Pasolini è oramai uno stereotipo lessicale. Sicuramente non si sarebbe mai immaginato di finire così. In “un modello di società che aveva fatto dell’omologazione il feticcio del suo riconoscimento” oramai non c’è circostanza in cui si parli di devianza sociale, indignazione, anticonformismo, demolizione del pensiero unico, rabbia impotente, ma anche desiderio del sacro come liberazione … che non si debba far riferimento a Pier Paolo Pasolini. La sua opera è sterminata. Va dalla poesia, alla critica letteraria, dalla saggistica alla letteratura vera e propria per sconfinare sul cinema. Si impicciava in diverse discipline e non sempre a pieno merito di sé e del paziente lettore. Però dire questo è una bestemmia ancor più forte di quelle antiideologiche che esplodeva lui stesso.

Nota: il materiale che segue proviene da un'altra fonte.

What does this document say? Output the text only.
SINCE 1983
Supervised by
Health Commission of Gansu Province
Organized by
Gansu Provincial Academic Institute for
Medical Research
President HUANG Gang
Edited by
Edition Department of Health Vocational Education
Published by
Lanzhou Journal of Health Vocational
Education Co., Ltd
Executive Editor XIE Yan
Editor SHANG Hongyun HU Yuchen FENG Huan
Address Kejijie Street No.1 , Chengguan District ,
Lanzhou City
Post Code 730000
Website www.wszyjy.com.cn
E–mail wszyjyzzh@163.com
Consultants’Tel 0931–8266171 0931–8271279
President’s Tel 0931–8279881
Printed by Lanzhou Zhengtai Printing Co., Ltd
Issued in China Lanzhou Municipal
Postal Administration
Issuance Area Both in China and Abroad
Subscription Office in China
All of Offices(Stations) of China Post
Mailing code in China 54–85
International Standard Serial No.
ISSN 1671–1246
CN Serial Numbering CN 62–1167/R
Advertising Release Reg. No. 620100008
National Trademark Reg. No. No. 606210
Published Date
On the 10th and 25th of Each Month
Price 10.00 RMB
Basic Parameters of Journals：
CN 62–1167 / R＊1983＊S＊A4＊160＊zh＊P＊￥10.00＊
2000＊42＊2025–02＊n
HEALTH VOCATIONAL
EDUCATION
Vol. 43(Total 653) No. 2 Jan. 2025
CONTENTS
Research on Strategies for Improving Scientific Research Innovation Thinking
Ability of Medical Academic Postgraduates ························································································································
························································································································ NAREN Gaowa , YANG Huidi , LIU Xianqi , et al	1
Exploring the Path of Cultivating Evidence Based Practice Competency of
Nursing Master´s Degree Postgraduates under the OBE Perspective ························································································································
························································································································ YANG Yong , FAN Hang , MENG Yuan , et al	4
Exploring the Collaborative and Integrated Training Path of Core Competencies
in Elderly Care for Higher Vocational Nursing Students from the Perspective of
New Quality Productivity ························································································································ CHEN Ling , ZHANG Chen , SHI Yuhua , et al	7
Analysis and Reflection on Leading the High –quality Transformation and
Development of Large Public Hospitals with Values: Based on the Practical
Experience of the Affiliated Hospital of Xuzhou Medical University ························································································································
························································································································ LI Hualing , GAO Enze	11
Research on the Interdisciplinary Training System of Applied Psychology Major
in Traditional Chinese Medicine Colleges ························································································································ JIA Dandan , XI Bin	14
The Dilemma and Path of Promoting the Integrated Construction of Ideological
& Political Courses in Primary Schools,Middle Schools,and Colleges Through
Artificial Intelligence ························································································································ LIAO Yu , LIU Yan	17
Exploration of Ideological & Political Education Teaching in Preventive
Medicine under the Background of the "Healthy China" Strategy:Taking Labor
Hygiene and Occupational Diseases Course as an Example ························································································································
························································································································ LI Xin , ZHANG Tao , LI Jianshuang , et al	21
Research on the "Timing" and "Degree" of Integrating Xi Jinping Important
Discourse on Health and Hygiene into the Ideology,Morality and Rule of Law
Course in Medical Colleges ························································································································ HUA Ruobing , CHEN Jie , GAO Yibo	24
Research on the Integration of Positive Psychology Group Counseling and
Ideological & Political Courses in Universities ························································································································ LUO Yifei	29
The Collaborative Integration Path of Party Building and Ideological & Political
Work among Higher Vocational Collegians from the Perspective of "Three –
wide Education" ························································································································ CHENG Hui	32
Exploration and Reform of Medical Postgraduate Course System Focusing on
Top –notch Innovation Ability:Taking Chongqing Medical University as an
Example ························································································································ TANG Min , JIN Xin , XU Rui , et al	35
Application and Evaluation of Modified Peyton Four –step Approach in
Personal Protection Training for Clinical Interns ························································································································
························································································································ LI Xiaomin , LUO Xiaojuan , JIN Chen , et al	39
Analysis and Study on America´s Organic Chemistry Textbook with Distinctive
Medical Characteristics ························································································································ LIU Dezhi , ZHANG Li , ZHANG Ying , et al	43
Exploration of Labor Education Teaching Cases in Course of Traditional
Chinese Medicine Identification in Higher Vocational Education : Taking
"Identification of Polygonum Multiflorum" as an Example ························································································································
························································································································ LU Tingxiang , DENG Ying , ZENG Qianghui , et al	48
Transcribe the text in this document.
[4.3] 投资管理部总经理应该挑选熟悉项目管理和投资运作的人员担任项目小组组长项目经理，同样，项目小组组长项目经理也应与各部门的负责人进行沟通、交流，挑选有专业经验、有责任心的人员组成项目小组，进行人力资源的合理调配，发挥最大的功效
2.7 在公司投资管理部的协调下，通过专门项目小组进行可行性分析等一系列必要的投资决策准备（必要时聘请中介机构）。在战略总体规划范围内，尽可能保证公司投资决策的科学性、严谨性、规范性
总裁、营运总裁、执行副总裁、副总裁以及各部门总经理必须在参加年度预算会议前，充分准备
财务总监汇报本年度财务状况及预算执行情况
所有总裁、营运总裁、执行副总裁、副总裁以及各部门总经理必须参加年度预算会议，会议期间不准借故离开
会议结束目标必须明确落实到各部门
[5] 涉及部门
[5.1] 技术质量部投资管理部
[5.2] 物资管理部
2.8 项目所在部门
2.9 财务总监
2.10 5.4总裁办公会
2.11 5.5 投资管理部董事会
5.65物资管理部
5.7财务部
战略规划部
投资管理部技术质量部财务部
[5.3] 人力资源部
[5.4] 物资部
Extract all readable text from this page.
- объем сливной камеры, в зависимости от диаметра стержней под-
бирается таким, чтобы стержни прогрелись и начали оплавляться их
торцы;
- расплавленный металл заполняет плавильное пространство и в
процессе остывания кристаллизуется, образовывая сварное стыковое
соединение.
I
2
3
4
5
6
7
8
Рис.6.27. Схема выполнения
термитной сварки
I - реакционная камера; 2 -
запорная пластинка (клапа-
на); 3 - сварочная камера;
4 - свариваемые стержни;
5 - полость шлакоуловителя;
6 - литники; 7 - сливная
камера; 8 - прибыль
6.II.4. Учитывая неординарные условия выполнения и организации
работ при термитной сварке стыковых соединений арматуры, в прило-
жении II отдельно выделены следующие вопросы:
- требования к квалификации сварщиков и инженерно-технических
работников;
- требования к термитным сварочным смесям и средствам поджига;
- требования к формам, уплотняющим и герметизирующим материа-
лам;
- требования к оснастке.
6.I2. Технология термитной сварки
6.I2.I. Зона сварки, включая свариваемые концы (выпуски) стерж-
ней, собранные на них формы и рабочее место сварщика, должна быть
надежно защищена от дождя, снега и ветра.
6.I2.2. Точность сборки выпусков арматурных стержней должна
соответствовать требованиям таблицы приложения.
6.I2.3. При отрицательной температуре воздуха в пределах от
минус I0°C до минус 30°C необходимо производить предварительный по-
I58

Oggi non sono le sue frequentazioni discutibili o l’adozione di raffigurazioni “post-raffaellita” – come ebbe a dire Luigi Pintor su Il Manifesto: “Ma io penso che manchi qualcosa di essenziale alla sensibilità di una persona che sa percorrere quartieri poveri su una cilindrata postraffaellita, simbolo odioso di violenza, superiorità e abuso”. In questa asserzione c’è una forte sintesi della contraddittoria e perversa valenza della persona.
Volendone tratteggiare gli elementi salienti del poeta friulano, escludendo l’esaltazione e le lodi presenti in una miriade di testi, si ritiene di operare il lavoro più onesto e apprezzato. Non serve a nulla e non aiuta a comprendere le molte valenze del personaggio oggi trattarne in toni agiografici parlandone come un profeta incompreso.
Pasolini fu compresissimo. Aveva editori che pubblicavano anche le sue interiezioni, si aprivano le porte a sue proiezioni visionarie proponibili in film che non hanno aggiunto nulla alla storia del cinema, era ripreso in ogni suo intervento, pur non avendo uno schieramento politico da sostenere, l’autore era sostenuto come emblema di libertà. L’Italia di quegli anni ancora attanagliata da fascismo e antifascismo con un centrismo immobile nella classe di governo, ne aveva bisogno.
L’alienazione dell’umanità soffocata da un nuovo fascismo rappresentato dai mezzi di comunicazione era una questione già affrontata da Marshall Mc Luhan. L’Uomo a una Dimensione perché le altre possibili sono occultate da un meccanismo sottilmente oppressivo costituito nella società dei consumi, fu un tema affrontato da Herbert Marcuse. Il fatto che la vittoria contro i sistemi totalitari non ci avrebbe salvato da altri totalitarismi striscianti fu un tema dibattuto nella Scuola di Francoforte (Horkheimer, Adorno e lo stesso Marcuse). Eppure se si toccano questi tempi il riferimento è a lui, il poeta, regista, romanziere, saggista, polemista trovato cadavere nell’Idroscalo a Ostia. La sua morte sulla quale ancora aleggiano supposizioni e sospetti appare come il diretto corollario della violenza da lui del potere, da lui costantemente rappresentata, nei confronti del corpo, essendone già violato l’animo. Oppure come scrisse Alberto Moravia: “La sua fine è stata al tempo stesso simile alla sua opera e dissimile da lui. Simile perché egli ne aveva già descritto, nella sua opera, le modalità squallide e atroci, dissimile perché egli non era uno dei suoi personaggi, bensì una figura centrale della nostra cultura, un poeta che aveva segnato un’epoca, un regista geniale, un saggista inesauribile”.